スピンドクターと映画製作者が事実を捏造する



 原作はラリー・バインハートが1993年に発表した"American Hero"という小説。映画化にあたってはまずヒラリー・ヘンキンが脚本執筆し、次にピューリッツァー賞受賞の脚本家デヴィッド・マメットが腕を振るう過程で、内容は原作から大きく変化を遂げた。ちなみにヘンキン&マメットは本作でアカデミー賞にノミネートされている。


 本作はまず「ワグ・ザ・ドッグ」というタイトルへの言及から始まり、「なぜ犬は尻尾を振るのか?それは犬が尻尾よりも賢いから。もし尻尾の方が賢ければ、尻尾が犬を振るだろう」という説明書きが続く。どうやらその言葉には「さほど重要でないもの(尻尾)が重要なもの(犬)に取って代わる」という意味が込められているらしい。
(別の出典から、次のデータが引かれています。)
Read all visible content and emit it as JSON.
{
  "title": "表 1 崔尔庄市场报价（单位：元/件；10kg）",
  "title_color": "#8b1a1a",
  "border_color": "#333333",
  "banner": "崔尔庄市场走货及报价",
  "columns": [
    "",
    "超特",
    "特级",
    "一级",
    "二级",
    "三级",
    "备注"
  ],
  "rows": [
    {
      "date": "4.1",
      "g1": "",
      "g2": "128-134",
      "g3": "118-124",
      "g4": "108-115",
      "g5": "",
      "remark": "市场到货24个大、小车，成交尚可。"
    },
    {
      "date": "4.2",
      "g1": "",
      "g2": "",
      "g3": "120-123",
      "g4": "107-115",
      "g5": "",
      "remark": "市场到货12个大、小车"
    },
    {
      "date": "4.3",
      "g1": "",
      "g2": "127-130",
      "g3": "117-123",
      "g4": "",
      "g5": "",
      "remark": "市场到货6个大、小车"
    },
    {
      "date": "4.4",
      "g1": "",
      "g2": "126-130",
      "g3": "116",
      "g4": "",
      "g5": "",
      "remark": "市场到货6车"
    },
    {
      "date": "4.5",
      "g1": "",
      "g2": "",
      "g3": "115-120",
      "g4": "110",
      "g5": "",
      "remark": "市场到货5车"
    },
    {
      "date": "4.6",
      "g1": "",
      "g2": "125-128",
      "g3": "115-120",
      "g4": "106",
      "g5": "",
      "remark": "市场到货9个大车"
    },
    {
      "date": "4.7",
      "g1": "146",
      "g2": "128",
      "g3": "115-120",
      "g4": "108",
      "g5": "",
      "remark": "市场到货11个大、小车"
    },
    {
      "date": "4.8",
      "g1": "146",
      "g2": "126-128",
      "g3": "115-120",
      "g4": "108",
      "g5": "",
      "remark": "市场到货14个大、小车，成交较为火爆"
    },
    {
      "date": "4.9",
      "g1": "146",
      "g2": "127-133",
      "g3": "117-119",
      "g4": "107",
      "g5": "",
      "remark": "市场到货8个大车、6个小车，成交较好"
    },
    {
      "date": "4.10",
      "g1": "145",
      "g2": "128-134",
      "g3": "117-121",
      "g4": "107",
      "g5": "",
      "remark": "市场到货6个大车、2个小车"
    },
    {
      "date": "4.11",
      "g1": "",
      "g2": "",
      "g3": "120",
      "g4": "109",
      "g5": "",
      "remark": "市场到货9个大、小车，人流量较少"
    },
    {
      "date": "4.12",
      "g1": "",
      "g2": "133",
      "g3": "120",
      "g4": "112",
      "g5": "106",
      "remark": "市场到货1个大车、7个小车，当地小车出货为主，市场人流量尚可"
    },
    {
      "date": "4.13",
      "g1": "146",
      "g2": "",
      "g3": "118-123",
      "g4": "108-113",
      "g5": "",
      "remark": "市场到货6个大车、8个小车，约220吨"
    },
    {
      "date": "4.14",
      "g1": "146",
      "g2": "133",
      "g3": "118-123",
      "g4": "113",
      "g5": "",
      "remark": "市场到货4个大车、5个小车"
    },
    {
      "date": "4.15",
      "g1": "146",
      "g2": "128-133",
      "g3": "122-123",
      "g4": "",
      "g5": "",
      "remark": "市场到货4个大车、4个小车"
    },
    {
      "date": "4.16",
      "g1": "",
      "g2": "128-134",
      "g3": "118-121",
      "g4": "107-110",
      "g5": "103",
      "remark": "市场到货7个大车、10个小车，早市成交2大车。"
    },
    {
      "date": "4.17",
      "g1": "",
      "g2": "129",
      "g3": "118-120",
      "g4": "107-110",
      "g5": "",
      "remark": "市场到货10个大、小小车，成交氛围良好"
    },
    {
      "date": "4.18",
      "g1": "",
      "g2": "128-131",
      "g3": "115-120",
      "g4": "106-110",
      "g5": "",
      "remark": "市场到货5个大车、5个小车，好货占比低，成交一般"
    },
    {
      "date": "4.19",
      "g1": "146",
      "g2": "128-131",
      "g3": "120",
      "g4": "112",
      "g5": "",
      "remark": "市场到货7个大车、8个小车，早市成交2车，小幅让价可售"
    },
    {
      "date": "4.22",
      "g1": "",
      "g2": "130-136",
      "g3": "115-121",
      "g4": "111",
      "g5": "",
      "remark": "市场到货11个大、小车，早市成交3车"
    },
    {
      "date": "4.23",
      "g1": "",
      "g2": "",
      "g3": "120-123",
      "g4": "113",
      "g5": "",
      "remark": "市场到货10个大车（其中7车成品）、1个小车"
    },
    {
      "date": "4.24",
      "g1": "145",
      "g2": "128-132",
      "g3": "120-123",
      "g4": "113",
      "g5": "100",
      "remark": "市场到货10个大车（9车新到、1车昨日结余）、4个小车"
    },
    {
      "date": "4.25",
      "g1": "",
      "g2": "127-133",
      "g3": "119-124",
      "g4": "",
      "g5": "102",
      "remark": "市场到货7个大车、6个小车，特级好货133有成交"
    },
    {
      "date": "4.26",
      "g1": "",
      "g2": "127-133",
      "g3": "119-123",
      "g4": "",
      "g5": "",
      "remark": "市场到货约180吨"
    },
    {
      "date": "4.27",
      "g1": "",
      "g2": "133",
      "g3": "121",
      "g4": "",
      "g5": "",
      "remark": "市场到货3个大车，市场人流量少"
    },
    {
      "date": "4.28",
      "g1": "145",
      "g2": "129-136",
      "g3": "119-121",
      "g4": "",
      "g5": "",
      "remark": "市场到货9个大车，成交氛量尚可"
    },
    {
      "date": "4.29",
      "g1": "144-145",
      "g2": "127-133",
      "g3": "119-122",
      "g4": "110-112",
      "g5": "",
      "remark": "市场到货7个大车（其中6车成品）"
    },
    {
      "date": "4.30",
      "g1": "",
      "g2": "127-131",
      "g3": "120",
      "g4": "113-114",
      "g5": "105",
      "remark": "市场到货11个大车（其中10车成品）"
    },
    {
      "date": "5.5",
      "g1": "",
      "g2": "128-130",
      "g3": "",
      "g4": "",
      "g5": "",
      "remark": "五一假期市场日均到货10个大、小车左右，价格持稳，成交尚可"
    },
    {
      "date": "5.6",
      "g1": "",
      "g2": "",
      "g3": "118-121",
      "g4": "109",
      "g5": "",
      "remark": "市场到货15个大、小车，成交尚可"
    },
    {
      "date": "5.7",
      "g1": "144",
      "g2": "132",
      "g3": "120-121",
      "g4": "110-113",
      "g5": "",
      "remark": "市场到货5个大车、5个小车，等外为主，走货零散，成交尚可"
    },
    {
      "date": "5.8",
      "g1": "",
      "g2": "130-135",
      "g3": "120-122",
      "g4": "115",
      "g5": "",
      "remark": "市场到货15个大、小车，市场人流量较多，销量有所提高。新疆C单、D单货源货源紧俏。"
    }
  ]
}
 物語の舞台は、大統領選もいよいよ佳境に差し掛かったアメリカ。この4年周期の最も大事な頃合いに現職大統領のセックス・スキャンダルが浮上し、明日には新聞ですっぱ抜かれて国民の知るところになるという。となると選挙の敗北は免れない。


 そんな最悪の事態に対処すべく、ホワイトハウスの職員たちは夜な夜な「あの男」を出迎える。過去にもいくつもの難題を陰で解決してきたベテランの揉み消し屋(デ・ニーロ)である。限られたメンバーにのみ打ち明けられたスキャンダルの詳細にいっさい動じることなく、余裕の表情すら浮かべた彼は、官邸スタッフに次々と対処法を指示。その上で、この一件から国民の目を反らすべく「映画業界の力を借りる」という案を思いつく。すぐさま敏腕の映画プロデューサー(ホフマン)に協力を求め、フェイクの紛争をでっち上げるというプロジェクトが始動していき・・・。